Quito el tapón de la pileta y el agua corre hasta el drenaje haciendo un ulular de cascada. Cuando el tanque del vecino desborda se escucha el mismo sonido. Es el único ruido barrial que se ha vuelto tolerable. Los demás son una tortura. Con el paso de los años todos los sonidos se han transformado en ruidos molestos. Ayer subí a la medianera y les dije a los nuevos vecinos que por favor bajaran esa cumbia. Hace un año me peleé con el sacerdote de la cuadra porque hizo el Domingo de Ramos en la esquina de casa, y no adentro de su iglesia. Tendré una vejez difícil.
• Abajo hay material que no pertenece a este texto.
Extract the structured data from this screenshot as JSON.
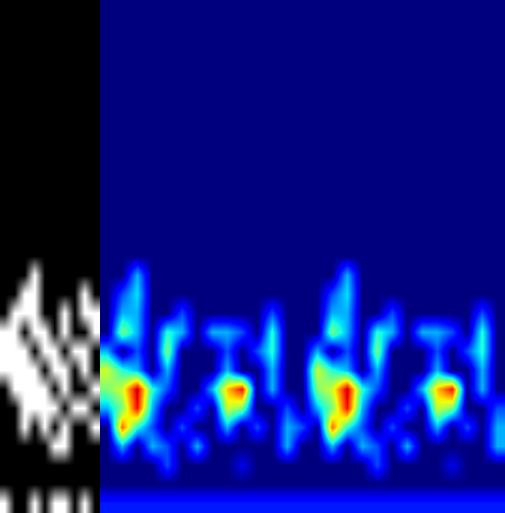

Y cuando necesite ruido, ya será tarde. Todos caminamos en dirección al silencio. Pero mejor no pensar en eso; es un domingo de sol.
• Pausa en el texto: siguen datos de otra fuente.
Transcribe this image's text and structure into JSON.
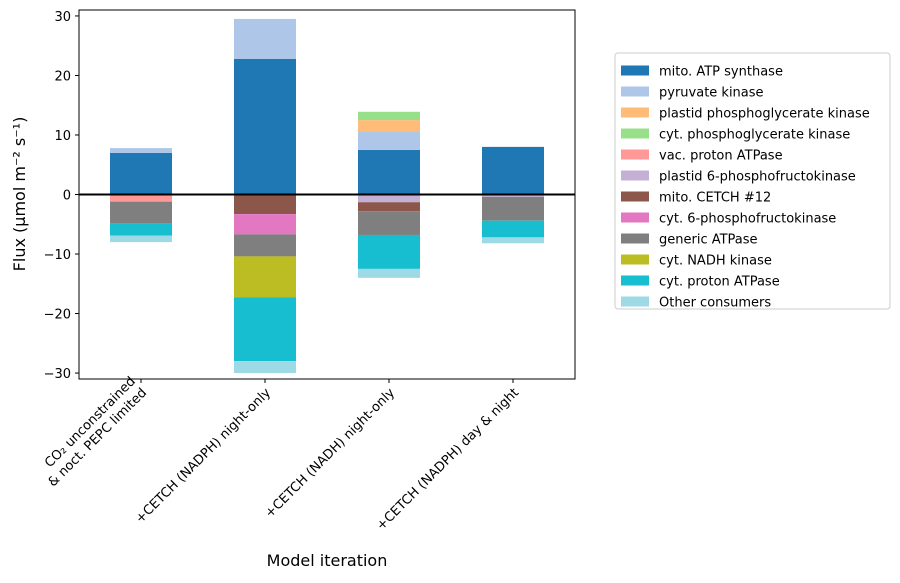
{
  "chart_data": {
    "type": "bar",
    "stacked": true,
    "xlabel": "Model iteration",
    "ylabel": "Flux (μmol m⁻² s⁻¹)",
    "ylim": [
      -31,
      31
    ],
    "yticks": [
      -30,
      -20,
      -10,
      0,
      10,
      20,
      30
    ],
    "ytick_labels": [
      "−30",
      "−20",
      "−10",
      "0",
      "10",
      "20",
      "30"
    ],
    "categories": [
      "CO₂ unconstrained & noct. PEPC limited",
      "+CETCH (NADPH) night-only",
      "+CETCH (NADH) night-only",
      "+CETCH (NADPH) day & night"
    ],
    "category_lines": [
      [
        "CO₂ unconstrained",
        "& noct. PEPC limited"
      ],
      [
        "+CETCH (NADPH) night-only"
      ],
      [
        "+CETCH (NADH) night-only"
      ],
      [
        "+CETCH (NADPH) day & night"
      ]
    ],
    "zero_line": true,
    "grid": false,
    "legend_position": "right",
    "series": [
      {
        "name": "mito. ATP synthase",
        "color": "#1f77b4",
        "values": [
          7.0,
          22.8,
          7.5,
          8.0
        ]
      },
      {
        "name": "pyruvate kinase",
        "color": "#aec7e8",
        "values": [
          0.8,
          6.7,
          3.0,
          0
        ]
      },
      {
        "name": "plastid phosphoglycerate kinase",
        "color": "#ffbb78",
        "values": [
          0,
          0,
          2.0,
          0
        ]
      },
      {
        "name": "cyt. phosphoglycerate kinase",
        "color": "#98df8a",
        "values": [
          0,
          0,
          1.4,
          0
        ]
      },
      {
        "name": "vac. proton ATPase",
        "color": "#ff9896",
        "values": [
          -1.2,
          0,
          0,
          0
        ]
      },
      {
        "name": "plastid 6-phosphofructokinase",
        "color": "#c5b0d5",
        "values": [
          0,
          0,
          -1.3,
          -0.4
        ]
      },
      {
        "name": "mito. CETCH #12",
        "color": "#8c564b",
        "values": [
          0,
          -3.3,
          -1.5,
          0
        ]
      },
      {
        "name": "cyt. 6-phosphofructokinase",
        "color": "#e377c2",
        "values": [
          0,
          -3.4,
          0,
          0
        ]
      },
      {
        "name": "generic ATPase",
        "color": "#7f7f7f",
        "values": [
          -3.7,
          -3.7,
          -4.0,
          -4.0
        ]
      },
      {
        "name": "cyt. NADH kinase",
        "color": "#bcbd22",
        "values": [
          0,
          -6.9,
          0,
          0
        ]
      },
      {
        "name": "cyt. proton ATPase",
        "color": "#17becf",
        "values": [
          -2.0,
          -10.7,
          -5.7,
          -2.8
        ]
      },
      {
        "name": "Other consumers",
        "color": "#9edae5",
        "values": [
          -1.1,
          -2.0,
          -1.5,
          -1.0
        ]
      }
    ]
  }
}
La computadora tiene poca batería, hay que buscar el cable y sentarse a trabajar. De camino paso por el baño de visitas y advierto que huele asqueroso. No es posible vivir así, ¿cuándo vuelve la mujer que ayuda en casa? Le quedan diez días de vacaciones: eso y "nunca" son la misma cosa. Limpio el baño. Mientras lo hago escribo mentalmente. Un rato después tecleo cinco líneas. Están bien.
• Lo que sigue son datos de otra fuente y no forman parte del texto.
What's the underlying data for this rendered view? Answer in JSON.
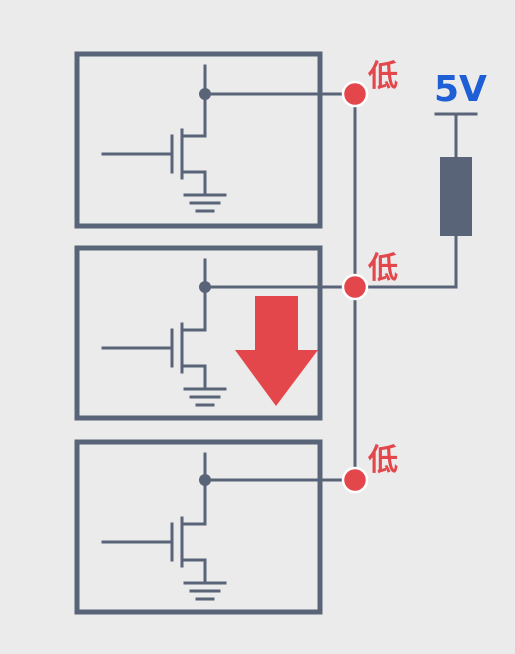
{
  "supply": {
    "label": "5V"
  },
  "nodes": [
    {
      "label": "低"
    },
    {
      "label": "低"
    },
    {
      "label": "低"
    }
  ],
  "colors": {
    "background": "#ebebeb",
    "wire": "#5a6478",
    "node": "#e4474b",
    "label_low": "#e4474b",
    "label_voltage": "#1f5fd6",
    "resistor": "#5a6478",
    "arrow": "#e4474b"
  },
  "icons": {
    "current_direction": "down-arrow-icon"
  }
}
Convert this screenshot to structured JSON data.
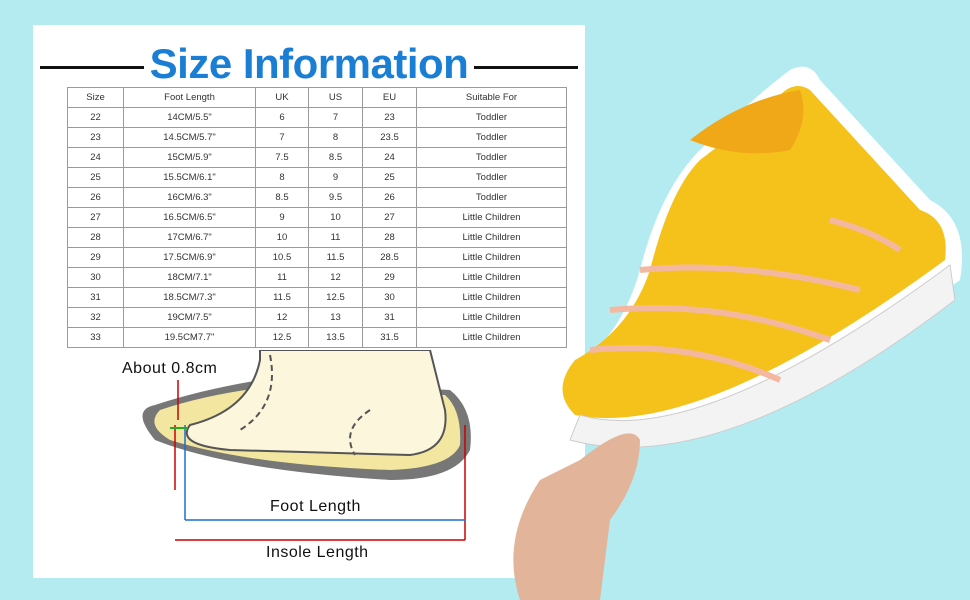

Tantas veces preguntan sobre estas cosas, es decir: sobre cómo se piensa un comienzo de texto. En algunas oportunidades cito un tramo de Diario de Invierno de Paul Auster: "Con objeto de hacer lo que haces, necesitas caminar. Andando es como te vienen las palabras, lo que te permite oír su ritmo mientras las escribes en tu cabeza. Un pie hacia delante, y luego el otro, el doble tamborileo de tu corazón. Dos ojos, dos brazos, dos piernas, dos pies. Este, y luego el otro. Ese, y luego este. El acto de escribir empieza en el cuerpo, es música corporal, y aunque las palabras tienen significado, pueden a veces tener significado, es en la música de las palabras donde arrancan los significados. Te sientas al escritorio con objeto de apuntar las palabras, pero en tu cabeza sigues andando, siempre andando, y lo que escuchas es el ritmo de tu corazón, el latido de tu corazón (...). Escribir es una forma menor de la danza".
Lo que no suelo decir es que en mi caso "caminar" es a veces reemplazado por "limpiar". Y que creo que nadie debiera vivir en una casa que no pueda eventualmente asear por sí solo. "Creo en la tracción a sangre cuando la sangre es propia" escribo ahora, hundida en la matriz de mi espacio doméstico. Aquí vivimos alguna vez con mi ex marido, sus tres hijos y nuestro hijo en común. Y ahora, a años ya de la separación, estamos mi hijo y yo y están mis manos, que ordenan del mismo modo en el que escriben: con paciencia y sin desesperación. Convencidas de que el armado de una palabra es un trabajo de limpieza. Y de que todos los nombres, al final de una mañana como esta, quedarán escritos.
"Tendré una vejez difícil. Y cuando necesite ruido, ya será tarde. Todos caminamos en dirección al silencio. Pero mejor no pensar en eso".